Accueil > Yonne > A la Une dans l’Yonne > Une revalorisation historique...ment mensongère !

Le 19 septembre dernier, tous les enseignant-es ont reçu un courriel de la part de la présidence de la République affirmant la volonté de «  mettre notre mission et nos métiers au cœur de la vie de la Nation ». Comme preuve de cet engagement, le courrier contenait quelques annonces comme la mise en place d’une demi-journée « avenir » hebdomadaire en collège à partir de la 5ème. Notre mission est donc de moins en moins d’enseigner car il faudra bien trouver de la place pour cette « innovation ».

Surtout, ce courriel apportait comme preuve de l’intérêt du gouvernement l’annonce que notre profession avait été revalorisée de 10% au cours du quinquennat précédent… Un chiffre qui interroge tout enseignant consultant sa fiche de paie et au courant du gel du point d’indice jusqu’en juillet dernier. Il s’agit d’un « enfumage » en règle confirmé par des infographies diffusées par le ministère où il apparait qu’il intègre les changements d’échelon dans cette revalorisation. Ainsi dans les cas type présentés, l’avancement représente généralement plus de la moitié de cette soi-disant revalorisation. A cela s’ajoutent les gains liés au PPCR signés par la FSU avec le gouvernement du PS. Le gouvernement macroniste actuel ne peut mettre à son actif que les « primes Grenelle » qui ne concernent que les débuts de carrière et la prime d’équipement créée suite au Covid.

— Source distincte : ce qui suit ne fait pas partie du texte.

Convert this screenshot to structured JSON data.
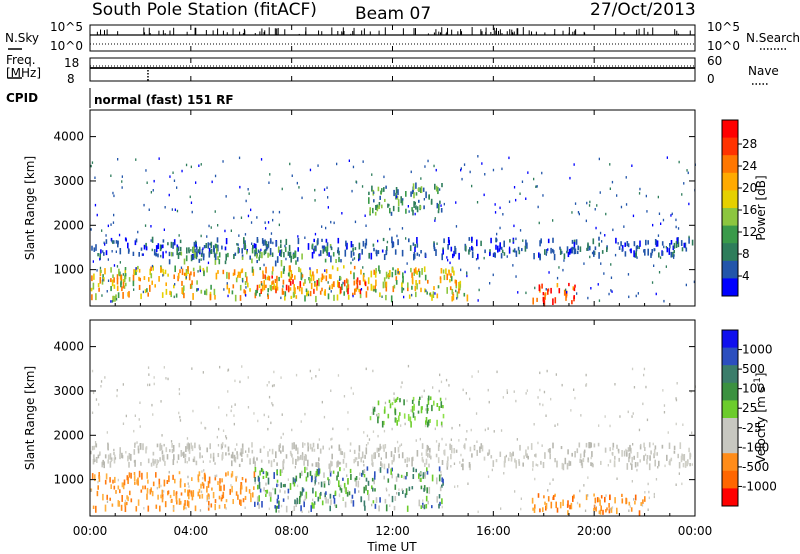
{
  "header": {
    "station": "South Pole Station (fitACF)",
    "beam": "Beam 07",
    "date": "27/Oct/2013"
  },
  "status_panels": {
    "nsky_label": "N.Sky",
    "nsearch_label": "N.Search",
    "freq_label_1": "Freq.",
    "freq_label_2": "[MHz]",
    "nave_label": "Nave",
    "cpid_label": "CPID",
    "cpid_text": "normal (fast) 151 RF",
    "nsky_ticks": [
      "10^5",
      "10^0"
    ],
    "nsearch_ticks": [
      "10^5",
      "10^0"
    ],
    "freq_ticks": [
      "18",
      "8"
    ],
    "nave_ticks": [
      "60",
      "0"
    ]
  },
  "chart_data": [
    {
      "type": "heatmap",
      "name": "power",
      "ylabel": "Slant Range [km]",
      "xlabel": "",
      "colorbar_label": "Power [dB]",
      "xlim_hours": [
        0,
        24
      ],
      "ylim": [
        180,
        4600
      ],
      "y_ticks": [
        1000,
        2000,
        3000,
        4000
      ],
      "colorbar_ticks": [
        "28",
        "24",
        "20",
        "16",
        "12",
        "8",
        "4"
      ],
      "colorbar_colors": [
        "#ff0000",
        "#ff3300",
        "#ff7700",
        "#ffaa00",
        "#e6d000",
        "#8cc63f",
        "#3a9a4a",
        "#2e7d5b",
        "#2255aa",
        "#0000ff"
      ],
      "bands": [
        {
          "range_km": [
            1350,
            1750
          ],
          "hours": [
            0,
            24
          ],
          "level": "low"
        },
        {
          "range_km": [
            1200,
            1600
          ],
          "hours": [
            3,
            10
          ],
          "level": "mid"
        },
        {
          "range_km": [
            400,
            1100
          ],
          "hours": [
            0,
            15
          ],
          "level": "mid-high"
        },
        {
          "range_km": [
            550,
            900
          ],
          "hours": [
            6.5,
            11
          ],
          "level": "high"
        },
        {
          "range_km": [
            2300,
            3000
          ],
          "hours": [
            11,
            14
          ],
          "level": "mid"
        },
        {
          "range_km": [
            300,
            700
          ],
          "hours": [
            17.5,
            19.5
          ],
          "level": "high"
        }
      ]
    },
    {
      "type": "heatmap",
      "name": "velocity",
      "ylabel": "Slant Range [km]",
      "xlabel": "Time UT",
      "colorbar_label": "Velocity [m s-1]",
      "xlim_hours": [
        0,
        24
      ],
      "ylim": [
        180,
        4600
      ],
      "y_ticks": [
        1000,
        2000,
        3000,
        4000
      ],
      "x_ticks": [
        "00:00",
        "04:00",
        "08:00",
        "12:00",
        "16:00",
        "20:00",
        "00:00"
      ],
      "colorbar_ticks": [
        "1000",
        "500",
        "100",
        "25",
        "-25",
        "-100",
        "-500",
        "-1000"
      ],
      "colorbar_colors": [
        "#1010ee",
        "#2c4fbf",
        "#3b7d6b",
        "#3b9140",
        "#6ccc2c",
        "#c7c7c0",
        "#c7c7c0",
        "#ff8c19",
        "#ff6600",
        "#ff0000"
      ],
      "bands": [
        {
          "range_km": [
            1350,
            1850
          ],
          "hours": [
            0,
            24
          ],
          "level": "ground"
        },
        {
          "range_km": [
            400,
            1200
          ],
          "hours": [
            0,
            6.5
          ],
          "level": "neg-100"
        },
        {
          "range_km": [
            400,
            1300
          ],
          "hours": [
            6.5,
            14
          ],
          "level": "pos-100"
        },
        {
          "range_km": [
            2300,
            2900
          ],
          "hours": [
            11,
            14
          ],
          "level": "pos-green"
        },
        {
          "range_km": [
            300,
            700
          ],
          "hours": [
            17.5,
            22
          ],
          "level": "neg-500"
        }
      ]
    }
  ]
}
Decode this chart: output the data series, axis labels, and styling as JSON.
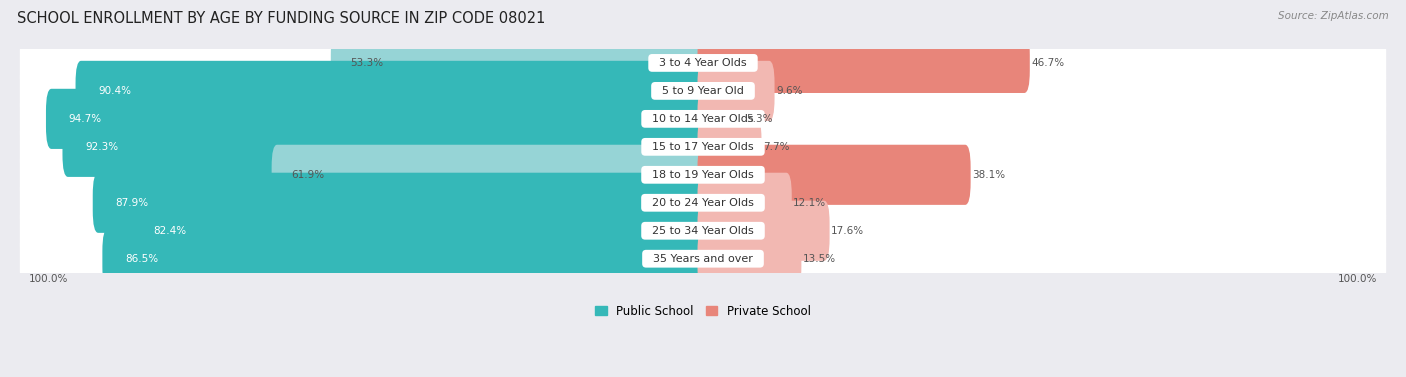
{
  "title": "SCHOOL ENROLLMENT BY AGE BY FUNDING SOURCE IN ZIP CODE 08021",
  "source": "Source: ZipAtlas.com",
  "categories": [
    "3 to 4 Year Olds",
    "5 to 9 Year Old",
    "10 to 14 Year Olds",
    "15 to 17 Year Olds",
    "18 to 19 Year Olds",
    "20 to 24 Year Olds",
    "25 to 34 Year Olds",
    "35 Years and over"
  ],
  "public_pct": [
    53.3,
    90.4,
    94.7,
    92.3,
    61.9,
    87.9,
    82.4,
    86.5
  ],
  "private_pct": [
    46.7,
    9.6,
    5.3,
    7.7,
    38.1,
    12.1,
    17.6,
    13.5
  ],
  "public_color_strong": "#35b8b8",
  "public_color_light": "#96d4d6",
  "private_color_strong": "#e8857a",
  "private_color_light": "#f2b8b2",
  "bg_color": "#ebebf0",
  "row_bg": "#ffffff",
  "title_fontsize": 10.5,
  "label_fontsize": 8.0,
  "pct_fontsize": 7.5,
  "tick_fontsize": 7.5,
  "legend_fontsize": 8.5,
  "x_left_label": "100.0%",
  "x_right_label": "100.0%",
  "strong_pub_threshold": 70,
  "strong_priv_threshold": 30
}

Dans la réalité, à échelon équivalent, le pouvoir d’achat des enseignants comme de tous les fonctionnaires a poursuivi son érosion. Il faut de plus mettre ces chiffres en perspective. Dans le même temps, la hausse du SMIC a été supérieure à 10% et d’après les dernières études, le salaire médian des cadres (CSP des enseignants) en France est supérieur à 4000 euros nets par mois. Cela laisse songeur… Le gouvernement promet pour la suite qu’aucun enseignant ne débutera sous les 2000 euros nets (avant prélèvement des impôts à la source). Est-ce que cela passera encore par des primes, mal prises en compte dans le calcul des retraites ? Est-ce que cela ne correspondra qu’à un tassement de l’ensemble de la grille, reprenant d’une main ce qui est donné de l’autre ?

Enfin, qu’espérer du « pacte » nous proposant 10% de plus en échange de missions supplémentaires ? La plupart correspondent à des missions existant déjà (Professeur Principal, HS pour remplacement) alors que notre charge de travail n’a cessé d’augmenter. De plus, le lien—indirect dans le texte—avec les expérimentations laisse craindre un accroissement du pilotage par les directions comme cela existe déjà dans certains établissements, où les IMP récompensent surtout les enseignant-es rentrant bien dans le moule défini. Autant le dire, nous n’espérons donc pas grand-chose de ces promesses.

Pour la FSU et le SNES, l’exigence est claire : une revalorisation forte du point d’indice sans contrepartie permettant de compenser les pertes subies, l’élargissement de l’accès à l’agrégation et l’ouverture de la classe exceptionnelle pour tous et toutes jusqu’à son dernier échelon. Il faut bien entendu aussi une revalorisation supplémentaire pour nos collègues les plus mal rémunéré-es et en particulier les AESH et AED.